The surest way to get money is by finding a man to give it to you. At least so I believed for much of the time I spent in Sierra Leone, and what I’ve learned on visits to other parts of West Africa. By the time a girl reaches her teens, and the boys too, both have been socialized to believe that the boy’s role is to give, and the girl’s to collect.
First it starts with young girls and older male members in the family. When I was 12 and had just moved back to Sierra Leone from Ethiopia we had an uncle, old enough to be my dad who would come to visit our house in Freetown. He was really generous. He never came empty-handed, in fact my aunts at the house always used to talk about “Uncle Tom’s freehand”, which in Krio means someone who gives money easily.
His Mercedes would come to the gate, and my aunties then in their 20s would get all excited cause it meant he was going to come and “dash” them. This would also eventually trickle down to me. So I would be happy too.
Then one day I was standing in front of St. Joseph’s Convent in my Limount school uniform waiting to catch a cab when a familiar Benz pulled up. I looked up, and sure enough it was Uncle Tom. I was thrilled he was offering me a ride home. This meant I could keep the 200 leones my grandpa gave me for transport and buy snacks the next day. I got in the car but by the time we made it to my stop at Murray Town junction, I was really down. He touched my thigh several times in the car. I moved his hands, and he would just put them right back. We went back and forth until we got to my stop.
When we stopped he gave me lunch money. I took it. As I got out the car trying to process what had just happened, one word came to mind, “freehand”.

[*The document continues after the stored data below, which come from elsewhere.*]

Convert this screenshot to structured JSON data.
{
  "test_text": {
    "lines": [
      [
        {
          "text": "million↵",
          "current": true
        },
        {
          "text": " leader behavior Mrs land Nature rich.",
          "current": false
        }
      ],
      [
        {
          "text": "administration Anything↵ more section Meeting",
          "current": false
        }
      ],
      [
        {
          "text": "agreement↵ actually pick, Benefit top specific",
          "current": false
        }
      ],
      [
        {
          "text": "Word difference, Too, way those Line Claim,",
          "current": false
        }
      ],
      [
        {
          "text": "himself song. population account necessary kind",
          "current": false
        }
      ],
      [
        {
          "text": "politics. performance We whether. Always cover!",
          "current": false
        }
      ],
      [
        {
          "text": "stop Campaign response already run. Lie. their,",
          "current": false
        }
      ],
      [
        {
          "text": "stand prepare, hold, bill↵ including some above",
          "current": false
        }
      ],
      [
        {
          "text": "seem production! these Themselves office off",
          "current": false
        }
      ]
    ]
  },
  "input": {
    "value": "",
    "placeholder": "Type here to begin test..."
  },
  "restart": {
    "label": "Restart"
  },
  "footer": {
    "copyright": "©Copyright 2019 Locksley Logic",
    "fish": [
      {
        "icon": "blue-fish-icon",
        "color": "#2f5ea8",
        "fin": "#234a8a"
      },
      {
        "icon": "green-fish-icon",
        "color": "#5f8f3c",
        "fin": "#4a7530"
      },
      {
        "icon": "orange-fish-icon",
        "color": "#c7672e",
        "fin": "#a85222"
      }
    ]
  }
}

I didn’t tell anyone, but I made sure to escape him anytime he was around or to make sure I was accompanied on errands to his house. He was clearly using “generosity” as a cover to seduce girls, and young women. What struck me the most after our little incident is that my aunts would make plans, hoping he and others like him would visit and give them money to do whatever it was they wanted. “Way Uncle Tom cam if e give mi moni ah go buy…”
Many of their plans were heavily dependent on a man giving them money. Not just uncles but also their boyfriends, of which they had to keep more than one cause the financier boyfriend was for expenses only, they had lovers too.
In Sierra Leone I would argue that most relationships between the opposite sex are transactional. The woman gives her body for sex, and the man gives the woman money.
Ladies, a man is NOT a financial plan. Your body is not a commodity. The only way to secure a future for yourself is with hard work from your own labor. I understand that African societies still have glass ceilings for women. Girls, and young women don’t always have equal access to the same opportunities. We are expected to go to school but not to be ambitious and want to amass our own wealth. The goal for African women is never to get rich, just to marry rich and hope that your husband can give you. To that we say no thank you. Make you own financial plans. Work hard, start your own business. Save your money. Build your own empire. You can do anything, you don’t need a man to give you a freehand.